Erste Erwähnung als zuvor gekürt XIVe siècle (≈ 1450)
Mittelalterlicher religiöser Status bezeugt.
XVIe siècle
Stiftung der Kapelle
Stiftung der Kapelle XVIe siècle (≈ 1650)
Bau oder Großrekonstruktion.
1841
Restaurierung von Ballereau
Restaurierung von Ballereau 1841 (≈ 1841)
Modernisierung der Gebäude- und Glasfenster.
16 février 1995
Historisches Denkmal
Historisches Denkmal 16 février 1995 (≈ 1995)

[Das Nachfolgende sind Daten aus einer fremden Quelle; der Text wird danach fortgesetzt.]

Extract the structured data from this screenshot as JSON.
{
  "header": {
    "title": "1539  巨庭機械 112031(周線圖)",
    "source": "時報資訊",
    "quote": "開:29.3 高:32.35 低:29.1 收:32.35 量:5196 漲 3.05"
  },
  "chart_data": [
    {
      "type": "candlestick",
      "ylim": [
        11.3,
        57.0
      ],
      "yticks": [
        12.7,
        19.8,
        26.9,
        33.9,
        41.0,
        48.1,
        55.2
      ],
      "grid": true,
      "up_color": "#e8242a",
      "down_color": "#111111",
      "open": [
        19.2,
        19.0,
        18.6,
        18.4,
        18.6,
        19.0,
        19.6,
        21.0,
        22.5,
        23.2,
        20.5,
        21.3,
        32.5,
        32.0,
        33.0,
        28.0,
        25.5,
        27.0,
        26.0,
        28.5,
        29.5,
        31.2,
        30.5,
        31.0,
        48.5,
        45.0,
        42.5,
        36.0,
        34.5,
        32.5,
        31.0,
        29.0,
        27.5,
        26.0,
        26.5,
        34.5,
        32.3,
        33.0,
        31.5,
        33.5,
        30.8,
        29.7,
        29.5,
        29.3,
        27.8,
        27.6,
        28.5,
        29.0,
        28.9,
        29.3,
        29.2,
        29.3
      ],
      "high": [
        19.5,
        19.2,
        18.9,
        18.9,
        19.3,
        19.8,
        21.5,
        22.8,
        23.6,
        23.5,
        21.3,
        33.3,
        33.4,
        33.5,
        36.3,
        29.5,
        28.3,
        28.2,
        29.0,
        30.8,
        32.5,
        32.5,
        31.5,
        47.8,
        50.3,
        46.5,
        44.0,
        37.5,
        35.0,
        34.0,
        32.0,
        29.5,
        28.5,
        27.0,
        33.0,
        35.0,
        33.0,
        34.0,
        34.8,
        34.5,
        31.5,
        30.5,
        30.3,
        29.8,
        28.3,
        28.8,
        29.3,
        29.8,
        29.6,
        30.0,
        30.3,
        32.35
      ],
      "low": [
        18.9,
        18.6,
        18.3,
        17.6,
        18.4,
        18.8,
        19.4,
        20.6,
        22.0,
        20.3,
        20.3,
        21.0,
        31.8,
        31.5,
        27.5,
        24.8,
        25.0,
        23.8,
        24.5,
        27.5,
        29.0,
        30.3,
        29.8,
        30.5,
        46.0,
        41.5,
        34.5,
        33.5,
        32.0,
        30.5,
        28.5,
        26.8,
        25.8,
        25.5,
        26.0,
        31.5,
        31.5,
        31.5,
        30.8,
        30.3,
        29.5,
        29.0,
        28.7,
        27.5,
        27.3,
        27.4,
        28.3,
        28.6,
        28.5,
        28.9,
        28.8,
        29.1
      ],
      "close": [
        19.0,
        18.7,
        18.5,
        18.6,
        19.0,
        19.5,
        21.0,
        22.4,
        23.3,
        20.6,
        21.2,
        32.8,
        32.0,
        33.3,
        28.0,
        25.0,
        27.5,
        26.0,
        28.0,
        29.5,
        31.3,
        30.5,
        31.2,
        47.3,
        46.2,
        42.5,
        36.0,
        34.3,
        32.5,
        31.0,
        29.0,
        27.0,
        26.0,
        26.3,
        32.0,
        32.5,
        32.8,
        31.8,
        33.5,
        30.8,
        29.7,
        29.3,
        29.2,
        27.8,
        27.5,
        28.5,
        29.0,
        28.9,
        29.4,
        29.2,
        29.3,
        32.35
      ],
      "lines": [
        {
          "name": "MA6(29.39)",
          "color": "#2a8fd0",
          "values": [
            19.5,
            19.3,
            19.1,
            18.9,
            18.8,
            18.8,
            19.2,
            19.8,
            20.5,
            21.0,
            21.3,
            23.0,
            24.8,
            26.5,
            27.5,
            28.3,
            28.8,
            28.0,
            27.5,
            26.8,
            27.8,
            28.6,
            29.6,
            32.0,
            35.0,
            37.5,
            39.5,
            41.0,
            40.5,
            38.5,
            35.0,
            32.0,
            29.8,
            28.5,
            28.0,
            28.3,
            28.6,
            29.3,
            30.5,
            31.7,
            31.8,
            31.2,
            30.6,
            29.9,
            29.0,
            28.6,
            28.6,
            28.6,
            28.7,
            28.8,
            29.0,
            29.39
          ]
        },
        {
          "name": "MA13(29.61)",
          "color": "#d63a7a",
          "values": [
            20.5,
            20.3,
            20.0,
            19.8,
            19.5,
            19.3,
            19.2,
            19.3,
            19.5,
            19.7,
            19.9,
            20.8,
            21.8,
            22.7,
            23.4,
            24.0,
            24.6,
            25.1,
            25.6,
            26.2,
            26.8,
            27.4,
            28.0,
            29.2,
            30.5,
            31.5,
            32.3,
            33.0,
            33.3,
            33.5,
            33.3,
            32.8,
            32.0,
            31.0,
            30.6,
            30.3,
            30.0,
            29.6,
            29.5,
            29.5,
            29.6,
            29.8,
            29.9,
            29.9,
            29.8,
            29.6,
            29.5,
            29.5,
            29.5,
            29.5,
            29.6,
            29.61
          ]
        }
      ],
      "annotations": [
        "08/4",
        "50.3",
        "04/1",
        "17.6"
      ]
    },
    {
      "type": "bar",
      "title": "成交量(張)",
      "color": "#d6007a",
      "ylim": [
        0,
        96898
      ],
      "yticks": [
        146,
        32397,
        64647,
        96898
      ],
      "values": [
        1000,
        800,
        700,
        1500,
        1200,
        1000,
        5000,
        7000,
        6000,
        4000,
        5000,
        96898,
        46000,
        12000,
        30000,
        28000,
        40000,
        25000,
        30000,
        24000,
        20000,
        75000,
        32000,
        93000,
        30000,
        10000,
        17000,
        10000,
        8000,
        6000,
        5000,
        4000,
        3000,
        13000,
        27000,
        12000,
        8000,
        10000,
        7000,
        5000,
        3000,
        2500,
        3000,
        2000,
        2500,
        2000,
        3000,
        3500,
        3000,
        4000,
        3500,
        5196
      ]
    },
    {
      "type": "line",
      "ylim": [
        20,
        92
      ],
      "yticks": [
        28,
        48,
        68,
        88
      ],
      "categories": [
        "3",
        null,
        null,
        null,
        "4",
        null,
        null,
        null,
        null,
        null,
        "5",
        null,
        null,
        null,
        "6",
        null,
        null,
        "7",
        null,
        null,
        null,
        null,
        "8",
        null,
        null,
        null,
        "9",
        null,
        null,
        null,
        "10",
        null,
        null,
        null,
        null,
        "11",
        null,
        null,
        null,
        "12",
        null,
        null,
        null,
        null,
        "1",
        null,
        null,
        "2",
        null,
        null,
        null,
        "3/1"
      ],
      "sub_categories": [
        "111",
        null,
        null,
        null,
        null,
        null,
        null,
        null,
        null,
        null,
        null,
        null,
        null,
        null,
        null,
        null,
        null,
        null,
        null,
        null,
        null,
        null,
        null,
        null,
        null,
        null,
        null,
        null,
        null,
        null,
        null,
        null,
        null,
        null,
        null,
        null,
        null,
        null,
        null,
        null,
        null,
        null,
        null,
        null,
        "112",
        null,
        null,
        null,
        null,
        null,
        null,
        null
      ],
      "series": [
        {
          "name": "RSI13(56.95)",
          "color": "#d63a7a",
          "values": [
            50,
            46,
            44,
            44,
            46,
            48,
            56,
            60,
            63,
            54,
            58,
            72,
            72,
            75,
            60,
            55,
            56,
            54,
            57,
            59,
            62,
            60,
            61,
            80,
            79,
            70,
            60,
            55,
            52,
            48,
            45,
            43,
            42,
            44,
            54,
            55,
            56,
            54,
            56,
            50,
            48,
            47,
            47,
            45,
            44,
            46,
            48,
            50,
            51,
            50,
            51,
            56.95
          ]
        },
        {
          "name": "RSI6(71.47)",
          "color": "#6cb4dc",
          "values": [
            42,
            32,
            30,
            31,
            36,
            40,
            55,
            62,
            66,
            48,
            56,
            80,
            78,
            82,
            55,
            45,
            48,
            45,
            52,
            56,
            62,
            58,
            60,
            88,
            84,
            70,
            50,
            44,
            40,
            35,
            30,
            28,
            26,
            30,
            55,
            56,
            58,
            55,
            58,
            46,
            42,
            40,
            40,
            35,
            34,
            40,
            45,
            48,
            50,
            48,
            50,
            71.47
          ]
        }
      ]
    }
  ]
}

Schutz der Kirche und ihrer archäologischen Platte.
Aujourd'hui
Aujourd'hui
Aujourd'hui Aujourd'hui (≈ 2025)
Position de référence.
Kulturgüter
Kirche, mit seiner archäologischen Platte (Box AC 59; non-cadastre, public domain): Anmeldung bis zum 16. Februar 1995
Kennzahlen
Ballereau - Architekt wiederherstellen
Verantwortlich für die 1841 Werke.
Ursprung und Geschichte
Die Sainte-Gemme-Kirche von Sainte-Gemme-la-Plaine wurde im 14. Jahrhundert als Vorliebe erwähnt, die eine alte religiöse Präsenz in der Region bezeugt. Dieser Status spiegelt seine Bedeutung in der mittelalterlichen Gemeindeorganisation wider, oft verbunden mit monastischen Gemeinschaften oder lokalen Herren. Die gegenwärtige Kapelle, die im 16. Jahrhundert gegründet wurde, zeugt von einer Rekonstruktion oder großen Transformation zu dieser Zeit, einer Zeit, die durch die Religionskriege und die architektonischen Evolutionen der Renaissance gekennzeichnet ist.
Im 19. Jahrhundert wurde das Gebäude 1841 durch den Architekten Ballereau, der die Struktur modernisiert oder konsolidierte, eine bedeutende Restaurierung erlitten. Diese Intervention ist Teil einer breiteren Bewegung zur Renovierung des religiösen Erbes in Frankreich, die oft von kulturellen und praktischen Anliegen motiviert ist. Die von dieser Zeit datierten Glasfenster sowie die Überreste der Pfarrnekropole beleuchten die multifunktionale Rolle der Kirche: Ort der Anbetung, aber auch Gedenkraum für die Gemeinde.
Historisches Denkmal mit Dekret vom 16. Februar 1995, ist die Kirche jetzt für ihre archäologische Platte und Architektur geschützt. Diese offizielle Anerkennung unterstreicht den Wert des Erbes, sowohl als Zeuge vergangener religiöser Praktiken als auch als Beispiel der architektonischen Evolution zwischen dem Mittelalter und der modernen Zeit. Das Gemeinschaftseigentum sorgt für seine Erhaltung, während die Frage nach seiner zeitgenössischen Nutzung (Visiten, lokale Veranstaltungen).